2. **Question everything** - Why does GNU do X? Is there a faster way that produces identical output?
3. **Measure, don't assume** - Before implementing an optimization, benchmark to prove it helps.
4. **Learn from failures** - If something is slower than expected, investigate why. Document findings.
### Research Sources
- Daniel Lemire's blog (lemire.me) - SIMD techniques
- Wojciech Muła's site (0x80.pl) - SIMD algorithms
- Rust Performance Book
- BurntSushi's blog (burntsushi.net) - memchr, ripgrep insights
### When Stuck
1. Read the GNU source code - understand their solution first
2. Search for academic papers on the algorithm
3. Check if there's a Rust crate that solves part of the problem
4. Benchmark different approaches, don't guess
---
## Success Criteria
Before declaring a tool "complete":
1. ✅ All GNU flags implemented
2. ✅ Passes 100% of GNU test suite
3. ✅ Works on Linux, macOS, Windows
4. ✅ Works on x86_64 and ARM64
5. ✅ At least 10x faster than GNU (proven with benchmarks)
6. ✅ No unsafe code (except SIMD intrinsics if needed)

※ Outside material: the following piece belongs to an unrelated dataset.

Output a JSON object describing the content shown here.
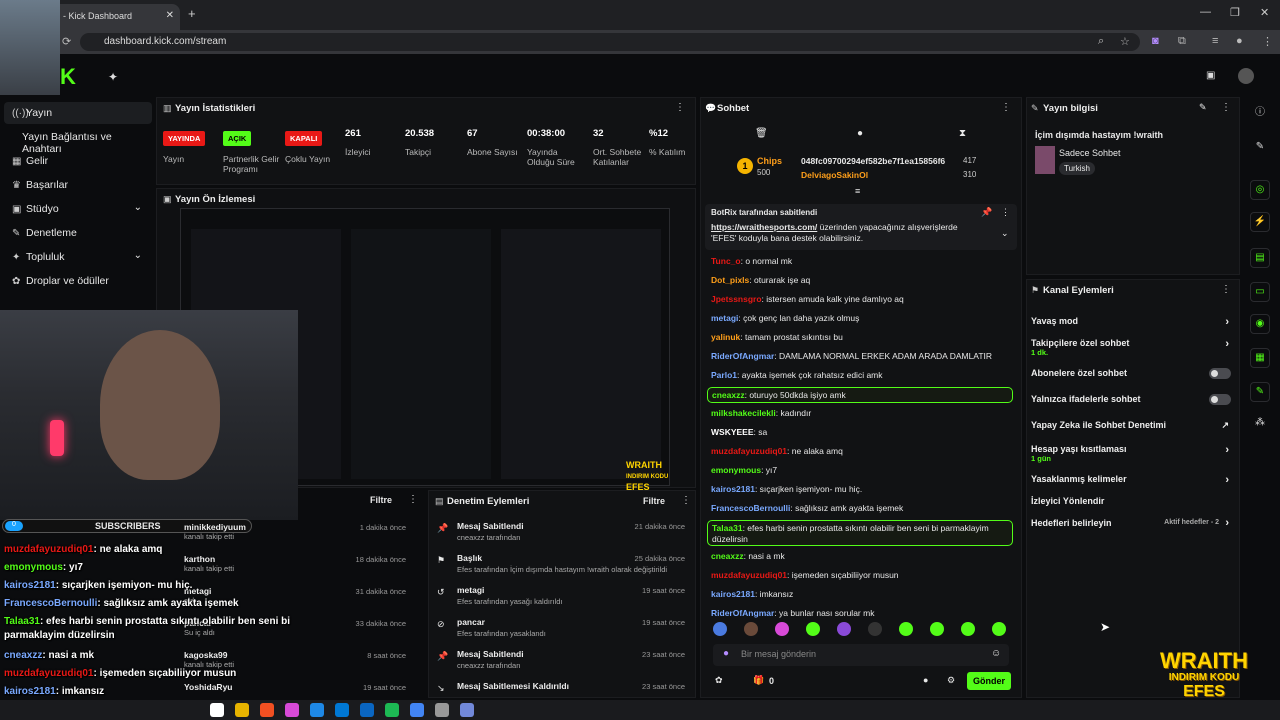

7. ✅ Comprehensive unit tests
8. ✅ Documentation complete
9. ✅ Clippy passes with no warnings
10. ✅ CI/CD builds and tests passing
---
## Final Notes
This is an ambitious project. The key to success is:
1. **Deep research before coding** - Understand the problem completely
2. **Incremental progress** - Get one tool perfect before moving to the next
3. **Continuous benchmarking** - Prove every optimization works
4. **Rigorous testing** - 100% GNU compatibility is non-negotiable
5. **Document everything** - Future you will thank present you
Start with `wc`. Get it absolutely perfect. Use that as the template for all other tools.
Good luck! 🚀